I am working with a team which uses two data sources.
- MSSQL as a primary data source for making transaction calls.
- ES as a back-up/read-only source of truth for viewing the data.
e.g. If I put an order, The order is inserted in DB, then there is a RabbitMQ listener/ Batch which then synchronizes the data from DB to ES.
Somehow this system fails for even just a million records. When I say fails, it means the records are not updated in ES in timely fashion, e.g. Say I create a coupon, then the coupon is generated in DB, when the coupon is generated, customer tries to redeem it immediately, although ES doesn't have the information about the coupon yet, so it fails. Of course there are options to use RabbitMQ's priority Queues etc, but the questions I have got are very basic
I have few questions in my mind, which I asked to the team, and still haven't got satisfactory answers
- What is the minimum load should be expected when we use elastic search, and doesn't it become an overkill if we have just 1M records.

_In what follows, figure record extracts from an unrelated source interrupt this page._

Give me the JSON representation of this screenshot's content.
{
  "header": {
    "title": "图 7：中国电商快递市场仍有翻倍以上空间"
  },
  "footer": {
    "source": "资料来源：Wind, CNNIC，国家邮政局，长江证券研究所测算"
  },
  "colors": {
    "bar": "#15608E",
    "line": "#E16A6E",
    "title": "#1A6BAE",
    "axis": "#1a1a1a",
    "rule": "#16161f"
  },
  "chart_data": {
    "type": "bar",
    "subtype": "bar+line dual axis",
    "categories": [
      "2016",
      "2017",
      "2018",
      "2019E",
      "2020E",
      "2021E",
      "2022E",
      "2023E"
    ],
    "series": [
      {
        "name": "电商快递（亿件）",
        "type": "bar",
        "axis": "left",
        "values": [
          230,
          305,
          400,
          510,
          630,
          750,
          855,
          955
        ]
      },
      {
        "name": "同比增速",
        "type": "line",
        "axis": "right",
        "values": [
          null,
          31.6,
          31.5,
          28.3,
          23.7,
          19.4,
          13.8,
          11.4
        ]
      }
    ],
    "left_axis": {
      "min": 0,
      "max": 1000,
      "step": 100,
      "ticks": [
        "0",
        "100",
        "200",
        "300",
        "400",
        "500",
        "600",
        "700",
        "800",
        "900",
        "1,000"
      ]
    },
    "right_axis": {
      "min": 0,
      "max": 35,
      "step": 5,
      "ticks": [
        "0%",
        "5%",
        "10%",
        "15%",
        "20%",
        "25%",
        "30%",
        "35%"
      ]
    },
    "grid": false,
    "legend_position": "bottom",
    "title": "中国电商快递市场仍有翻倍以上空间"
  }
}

- Does it really makes sense to use ES as source of truth for real-time data?
- Is ES designed for handling relational-like databases, and to handle the data that gets continuously updated? AFAIK such search-optimized databases are once write, multiple read kind.
- If we are doing it to handle load, then how will it be different than making a cluster of MSSQL databases as source of truth and using ES just for analytic?
The main question I have in mind is, how we can optimize this architecture so that we can scale better?
PS: When I asked minimum load, what I really meant is what is the number of records/transaction for which we can say ES will be faster than conventional relational databases? Or there is no such term at all?